Loving the skin you’re in
Skin is the largest organ humans possess and as it sits on the outside of our bodies, in the image-conscious society we live in it’s no surprise that the way we feel about how it looks to others and ourselves, affects our mental wellbeing.
A study by InStyle surveying 1800 women of all ethnic backgrounds and age demographics found that 76% felt good about themselves when they’re skin looked great. Treatments like chemical peels and microneedling are highly popular and effective alternatives to surgery if you’re looking to cultivate better skin.
Meanwhile, simply using a suitable moisturiser each day for your skin type can give your skin the TLC it needs against the elements. The effects of air pollution and seasonal changes in the weather on your skin can both be minimised by having a good daily skincare routine.
Makeup: more than skin deep
During the lockdown period, finding ways to express creativity have been super important for our mental wellbeing. One such way of flexing our creative juices is by experimenting with makeup and using it to give ourselves a sense of routine.
What’s more, makeup can help with self-discovery and development, especially in teenagers and young adults, who find comfort in makeup as a means to establish their identity. During a time when many young people are away from their peers due to home schooling, this has arguably never been more important.
Food, aesthetics and happiness: the rapport
The role of diet in looking good just stop at weight. The foods we eat have the ability to change how our skin looks, the state of our hair and how healthy our nails are, to name just a few examples. Here are 3 foods known to improve looks and in turn, mental wellbeing:
- Olive oil: has anti-inflammatory effects that can help protect against sun damage to the skin.
- Fatty fish: is widely known for being great for maintaining health hair and nails. But did you know that salmon contains astaxanthin? When combined collagen, it has the power to improve skin elasticity and hydration.

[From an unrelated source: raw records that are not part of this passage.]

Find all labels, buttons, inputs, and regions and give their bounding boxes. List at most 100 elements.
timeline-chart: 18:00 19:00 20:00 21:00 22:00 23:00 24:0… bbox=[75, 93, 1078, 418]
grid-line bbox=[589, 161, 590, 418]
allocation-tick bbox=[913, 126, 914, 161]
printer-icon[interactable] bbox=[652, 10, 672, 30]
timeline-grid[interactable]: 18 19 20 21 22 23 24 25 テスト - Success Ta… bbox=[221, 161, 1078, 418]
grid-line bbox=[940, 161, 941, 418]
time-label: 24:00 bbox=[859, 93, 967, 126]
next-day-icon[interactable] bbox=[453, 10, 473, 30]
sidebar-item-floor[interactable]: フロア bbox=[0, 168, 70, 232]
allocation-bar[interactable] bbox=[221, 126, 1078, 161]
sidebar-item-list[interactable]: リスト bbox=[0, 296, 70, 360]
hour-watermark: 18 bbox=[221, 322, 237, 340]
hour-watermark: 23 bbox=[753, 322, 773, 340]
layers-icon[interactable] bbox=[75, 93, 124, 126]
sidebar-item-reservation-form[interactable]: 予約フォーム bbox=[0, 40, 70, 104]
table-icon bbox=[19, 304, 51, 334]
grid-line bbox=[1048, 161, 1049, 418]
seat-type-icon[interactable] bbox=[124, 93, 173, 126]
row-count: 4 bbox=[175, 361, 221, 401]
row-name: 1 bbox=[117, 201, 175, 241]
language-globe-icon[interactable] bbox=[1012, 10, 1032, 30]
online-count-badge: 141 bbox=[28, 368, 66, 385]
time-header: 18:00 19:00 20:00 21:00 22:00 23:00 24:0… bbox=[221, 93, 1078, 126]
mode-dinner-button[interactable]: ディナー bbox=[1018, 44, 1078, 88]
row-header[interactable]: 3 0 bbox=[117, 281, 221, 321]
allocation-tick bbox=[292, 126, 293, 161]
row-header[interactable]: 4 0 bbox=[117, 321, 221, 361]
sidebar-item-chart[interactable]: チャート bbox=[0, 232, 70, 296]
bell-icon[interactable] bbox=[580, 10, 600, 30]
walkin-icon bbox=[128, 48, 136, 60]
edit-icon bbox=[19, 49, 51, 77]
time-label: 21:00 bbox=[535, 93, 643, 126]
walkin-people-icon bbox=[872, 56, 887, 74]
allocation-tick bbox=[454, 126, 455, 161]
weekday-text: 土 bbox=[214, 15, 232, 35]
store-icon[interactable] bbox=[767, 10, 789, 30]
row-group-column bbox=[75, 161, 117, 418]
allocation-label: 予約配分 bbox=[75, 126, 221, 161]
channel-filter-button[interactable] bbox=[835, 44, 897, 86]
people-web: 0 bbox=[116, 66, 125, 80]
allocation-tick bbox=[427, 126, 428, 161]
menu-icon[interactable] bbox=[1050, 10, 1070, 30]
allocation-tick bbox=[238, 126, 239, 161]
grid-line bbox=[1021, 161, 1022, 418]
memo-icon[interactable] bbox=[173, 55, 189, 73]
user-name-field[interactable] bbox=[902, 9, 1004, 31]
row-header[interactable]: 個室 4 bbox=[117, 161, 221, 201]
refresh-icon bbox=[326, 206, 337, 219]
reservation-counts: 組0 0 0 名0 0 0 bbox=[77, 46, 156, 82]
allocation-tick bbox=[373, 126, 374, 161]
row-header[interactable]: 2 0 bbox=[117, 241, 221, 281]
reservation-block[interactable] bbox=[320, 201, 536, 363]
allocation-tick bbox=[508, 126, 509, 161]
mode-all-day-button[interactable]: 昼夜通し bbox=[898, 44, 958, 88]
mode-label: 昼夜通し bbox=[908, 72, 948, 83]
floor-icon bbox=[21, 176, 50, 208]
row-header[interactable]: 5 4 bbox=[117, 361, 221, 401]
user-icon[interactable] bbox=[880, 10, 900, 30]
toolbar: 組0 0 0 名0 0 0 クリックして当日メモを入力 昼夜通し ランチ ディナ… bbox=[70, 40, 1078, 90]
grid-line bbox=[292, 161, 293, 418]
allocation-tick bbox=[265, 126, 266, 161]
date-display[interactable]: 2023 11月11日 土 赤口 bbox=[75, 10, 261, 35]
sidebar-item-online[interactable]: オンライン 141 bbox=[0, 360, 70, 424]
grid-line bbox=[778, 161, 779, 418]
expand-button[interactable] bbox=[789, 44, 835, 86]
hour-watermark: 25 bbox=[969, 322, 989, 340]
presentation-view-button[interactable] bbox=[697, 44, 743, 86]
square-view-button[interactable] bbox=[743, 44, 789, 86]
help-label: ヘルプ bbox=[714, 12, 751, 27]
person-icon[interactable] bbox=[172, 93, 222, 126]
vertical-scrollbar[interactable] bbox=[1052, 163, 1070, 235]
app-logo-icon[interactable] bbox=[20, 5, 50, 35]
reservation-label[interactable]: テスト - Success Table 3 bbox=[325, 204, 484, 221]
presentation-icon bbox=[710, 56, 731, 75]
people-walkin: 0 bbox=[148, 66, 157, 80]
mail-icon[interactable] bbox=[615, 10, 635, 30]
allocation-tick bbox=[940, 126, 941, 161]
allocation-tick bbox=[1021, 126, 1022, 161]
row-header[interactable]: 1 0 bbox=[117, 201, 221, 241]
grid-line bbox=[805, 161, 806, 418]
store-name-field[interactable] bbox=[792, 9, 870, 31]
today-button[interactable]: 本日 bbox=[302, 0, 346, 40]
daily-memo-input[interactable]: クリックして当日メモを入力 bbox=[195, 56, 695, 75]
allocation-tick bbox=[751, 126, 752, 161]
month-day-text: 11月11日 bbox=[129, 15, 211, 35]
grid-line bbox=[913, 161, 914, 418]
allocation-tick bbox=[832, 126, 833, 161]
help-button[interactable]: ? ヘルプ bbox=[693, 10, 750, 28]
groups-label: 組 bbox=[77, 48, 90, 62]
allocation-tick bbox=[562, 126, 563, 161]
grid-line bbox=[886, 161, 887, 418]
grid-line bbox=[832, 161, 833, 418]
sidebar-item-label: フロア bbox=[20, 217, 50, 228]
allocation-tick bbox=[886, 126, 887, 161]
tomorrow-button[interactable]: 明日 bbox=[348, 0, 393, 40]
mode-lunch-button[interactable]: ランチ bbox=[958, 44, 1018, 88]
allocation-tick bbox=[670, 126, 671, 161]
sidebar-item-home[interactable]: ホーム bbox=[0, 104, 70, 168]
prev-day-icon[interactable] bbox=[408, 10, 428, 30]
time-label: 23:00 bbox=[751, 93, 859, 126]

- Turmeric: has become very reputable in the West in recent years, known for its anti-inflammatory qualities. It’s recently been discovered that there is a connection between chronic inflammation and depression and that consequently, turning to turmeric each day can address both these issues. There is also ongoing research suggesting turmeric bolsters the effects of anti-depressants, though this isn’t yet conclusive.
The power of the eyes
Since the wearing of masks became commonplace, communicating with our eyes have never been more important. Eyes are one of the first features others notice about us and when our eyes look fresh and radiant, it can have a great knock-on effect on our confidence around others.
Getting enough sleep will keep under-eye circles at bay and non-surgical procedures like tear trough treatment can help, if you’re genetically predisposed to dark patches under and around the eyes.
To all our readers, stay safe, well and beautiful, inside and out!